An alternative system might break down the song into several slices of, say, 10 to 30 seconds each and compute the average of the chromagram for that duration of time. When there might be a "close tie" for first place, doing it this way would allow the comparison of multiple arrays of r values, and you could then examine the global average in comparison with the highest positive values across each array to examine how many times the highest average value of each time frame aligned with the global average.
In our activity we will try a few different approaches and compare output.
Here we examined only the relation between the chromagram data and the Krumhansl-Kessler profiles. These are strongly biased towards distributions in Western classical music. However, they are the only key profile values in use that are *psychologically collected*. There are other profiles based on the distributions of notes in various data collections that have been tested and may work slightly better on popular music. For instance, a profile by David Temperley has been known to do better for pop music. There are many others, for instance...
from music21 import analysis
a = analysis.discrete.KrumhanslSchmuckler() #These are the same ones we are already using.
a.getWeights(weightType='major')
[6.35, 2.23, 3.48, 2.33, 4.38, 4.09, 2.52, 5.19, 2.39, 3.66, 2.29, 2.88]
a = analysis.discrete.SimpleWeights() #Super simple weighting based on 3 categories: In triad (2), in diatonic collection (1) or chromatic (0)
a.getWeights(weightType='major')
[2, 0, 1, 0, 1, 1, 0, 2, 0, 1, 0, 1]
a = analysis.discrete.TemperleyKostkaPayne()
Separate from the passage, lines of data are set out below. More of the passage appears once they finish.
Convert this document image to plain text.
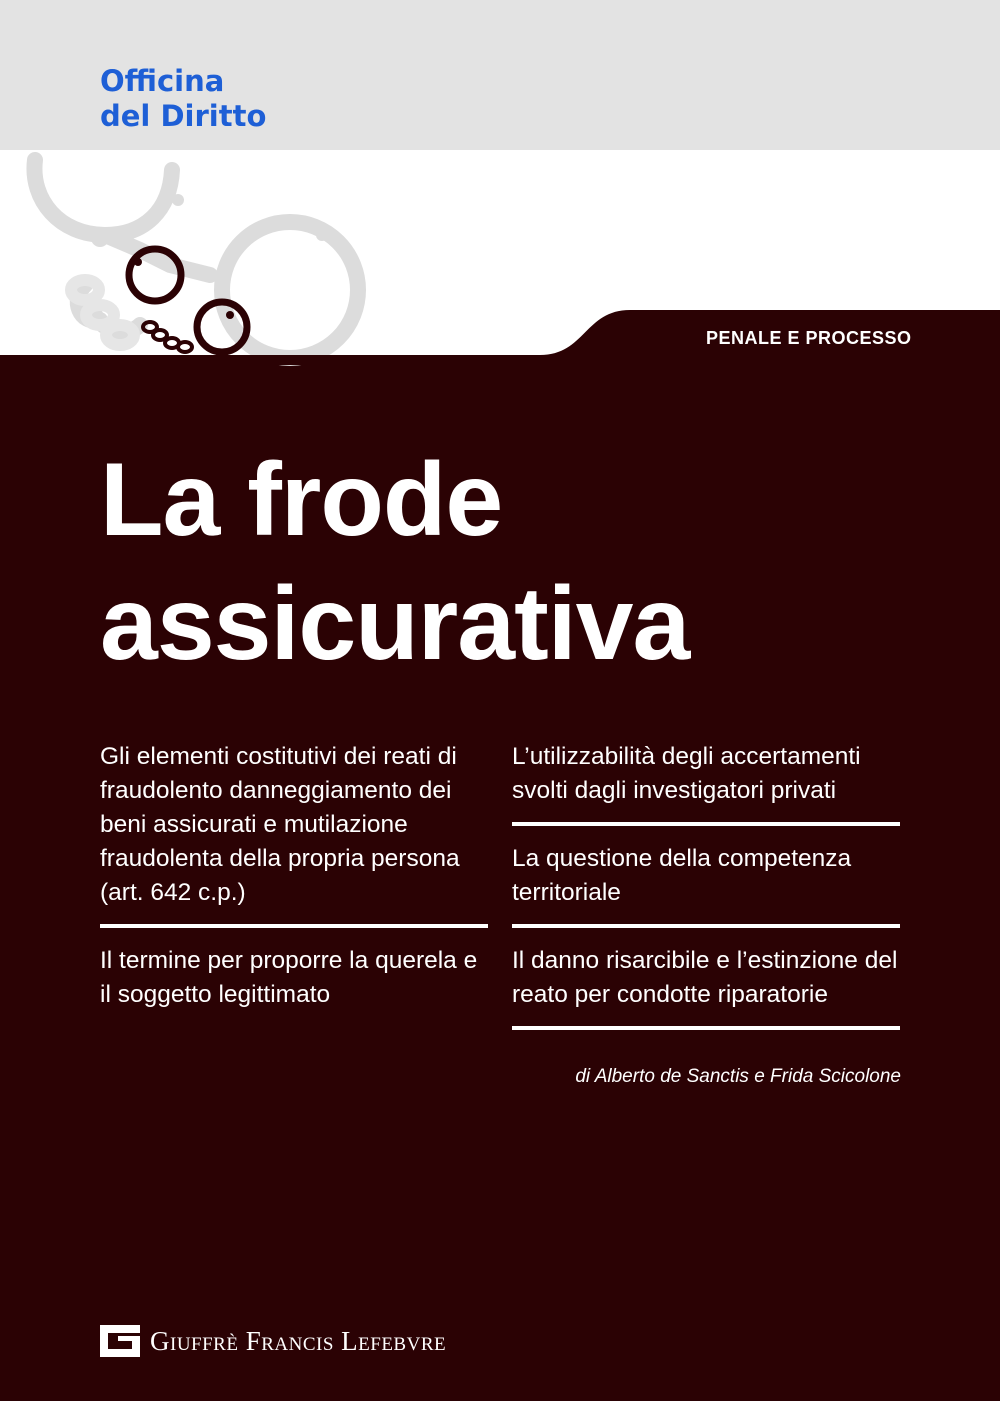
Officina
del Diritto
PENALE E PROCESSO
La frode
assicurativa
Gli elementi costitutivi dei reati di fraudolento danneggiamento dei beni assicurati e mutilazione fraudolenta della propria persona (art. 642 c.p.)
Il termine per proporre la querela e il soggetto legittimato
L’utilizzabilità degli accertamenti svolti dagli investigatori privati
La questione della competenza territoriale
Il danno risarcibile e l’estinzione del reato per condotte riparatorie
di Alberto de Sanctis e Frida Scicolone
Giuffrè Francis Lefebvre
a.getWeights(weightType='major')
[0.748, 0.06, 0.488, 0.082, 0.67, 0.46, 0.096, 0.715, 0.104, 0.366, 0.057, 0.4]
a = analysis.discrete.AardenEssen()
a.getWeights(weightType='major')
[17.7661,
0.145624,
14.9265,
0.160186,
19.8049,
11.3587,
0.291248,
22.062,
0.145624,
8.15494,
0.232998,
4.95122]
a = analysis.discrete.BellmanBudge()
a.getWeights(weightType='major')
[16.8, 0.86, 12.95, 1.41, 13.49, 11.93, 1.25, 20.28, 1.8, 8.04, 0.62, 10.57]
There are many reasons that automatic key detection is a non-trivial task for a computer. The biggest challenge for automatic key detection systems is that it can even be a challenging task for humans! For instance, when a piece has changes of the key (modulations) and/or many notes that are outside of the theoretical note distribution of the key, the order and timing of notes becomes very important.
Currently key detection works best for popular music that stays (mostly) within a single key for the duration of the piece, or music where the largest proportion of the song stays in one key. They also tend to work slightly better with a larger window for finer spectral resolution (e.g., fft size =~ 4096-8192) and a fairly large overlap of 50% or higher.
Chromagrams are typically generated with A=440 tuning, and so any recording that deviates from this will need to be adjusted. (See Librosa package details for how to do that!)
A final alternative approach might be to collect many key profiles, evaluate the song chromagram against every possible profile, and look at the predictions from each one, and assuming at least two models converge (agree), take that answer.
If we wanted to compare different key profiles, we have to ensure to normalize each one first!